長崎に赴任して3年目に結婚して長崎市を離れ隣町の長与町の社宅に移った年だったと思う。1月か2月の一年で1番寒い頃に長崎ランタンフェスティバルの第一回目が始まった。最初は中華街の側の中央公園に小さな幾多のランタンを吊るし幾ばくかの人形を飾った小規模なものだった。お祭り好きの地元の人に何故冬にはおくんちや精霊流しに匹敵する催しがないのかという声と何か企画したらという要望があったと聞いた。

夏の精霊流しと秋のおくんちの二つがやはり全国的に有名な長崎の催しだろう。そうなればもう一つ何か企画を足すとしたら春か冬で考えたい。特に、寒い冬に人を惹きつけることが出来たらと考えるのは自然の成り行きだった。

そんなこんなで30歳の頃から始まった長崎冬の催し物ランタンフェスティバルは年が経つに連れ年々その規模を大きくしていく。中国の旧正月に合わせて開かれることからも分かる通り中華街が中心になっていたので出し物も中央公園が最も華やかで人も多い。冬の寒さを吹き飛ばそうとするかの様に夜のランタンは何か暖かいものを感じさせる。

このランタンフェスティバルを通じて普段は決して足の向かない唐人屋敷通りを初めて歩いた。地理的にも歴史的にも長崎は中国と近い。日本にある有名で観光地ともなっている中華街は横浜、神戸、長崎の3箇所だが、長崎のそれは最も3箇所のうちで狭く規模も小さい。それでもおそらく最も歴史があると思う。

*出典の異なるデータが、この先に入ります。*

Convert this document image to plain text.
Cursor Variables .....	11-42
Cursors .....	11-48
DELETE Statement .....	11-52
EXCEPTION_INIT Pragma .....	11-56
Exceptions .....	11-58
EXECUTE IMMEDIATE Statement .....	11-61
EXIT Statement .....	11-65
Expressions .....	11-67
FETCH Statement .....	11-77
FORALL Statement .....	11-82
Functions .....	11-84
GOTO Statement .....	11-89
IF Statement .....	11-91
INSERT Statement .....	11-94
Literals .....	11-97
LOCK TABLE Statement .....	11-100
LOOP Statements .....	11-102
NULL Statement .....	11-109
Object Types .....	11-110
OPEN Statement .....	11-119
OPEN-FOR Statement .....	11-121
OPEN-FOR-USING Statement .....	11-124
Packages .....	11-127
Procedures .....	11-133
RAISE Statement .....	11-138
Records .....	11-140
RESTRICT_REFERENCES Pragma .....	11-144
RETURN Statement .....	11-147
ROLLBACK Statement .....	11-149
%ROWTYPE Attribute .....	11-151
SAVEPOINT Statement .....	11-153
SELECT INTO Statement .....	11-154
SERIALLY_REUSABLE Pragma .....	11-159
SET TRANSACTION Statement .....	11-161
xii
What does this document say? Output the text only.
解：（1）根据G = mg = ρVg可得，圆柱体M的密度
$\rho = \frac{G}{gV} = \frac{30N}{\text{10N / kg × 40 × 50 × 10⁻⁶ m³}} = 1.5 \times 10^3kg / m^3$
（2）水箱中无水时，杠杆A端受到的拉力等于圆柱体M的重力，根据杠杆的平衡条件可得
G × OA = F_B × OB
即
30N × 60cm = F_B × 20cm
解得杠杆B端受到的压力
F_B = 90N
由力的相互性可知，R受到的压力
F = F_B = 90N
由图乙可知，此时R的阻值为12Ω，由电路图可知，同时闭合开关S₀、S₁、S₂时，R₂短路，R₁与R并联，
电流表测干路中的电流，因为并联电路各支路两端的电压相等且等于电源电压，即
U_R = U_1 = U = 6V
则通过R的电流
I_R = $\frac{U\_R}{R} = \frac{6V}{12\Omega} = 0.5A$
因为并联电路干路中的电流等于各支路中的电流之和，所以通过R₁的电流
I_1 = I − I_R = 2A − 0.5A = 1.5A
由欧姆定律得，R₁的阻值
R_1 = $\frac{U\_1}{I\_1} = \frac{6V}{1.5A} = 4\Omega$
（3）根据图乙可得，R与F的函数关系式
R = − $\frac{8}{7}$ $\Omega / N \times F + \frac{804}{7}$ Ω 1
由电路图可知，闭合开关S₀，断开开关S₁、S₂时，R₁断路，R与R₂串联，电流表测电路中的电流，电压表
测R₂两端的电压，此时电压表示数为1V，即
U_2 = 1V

中国にゆかりのある興福寺などもこのときにはランタンを掲げお祭りに一役買う。年を重ねる毎に規模も大きく参加する団体や地域も広がりを見せ今や全国的に有名になった感がある。花電車ならぬランタンフェスティバルを宣伝する路面電車も冬の寒い季節をものともせず走る。

昨年は例年通り開催されたランタンフェスティバルは今年はさすがに中止が早々と昨年のうちから決まったそうだ。そしてこの3連休の大雪で長崎にも雪が積もった。(といっても15センチ程度だそうだが。)今年の長崎の冬は例年になく寒く寂しいものになっているのだろうか。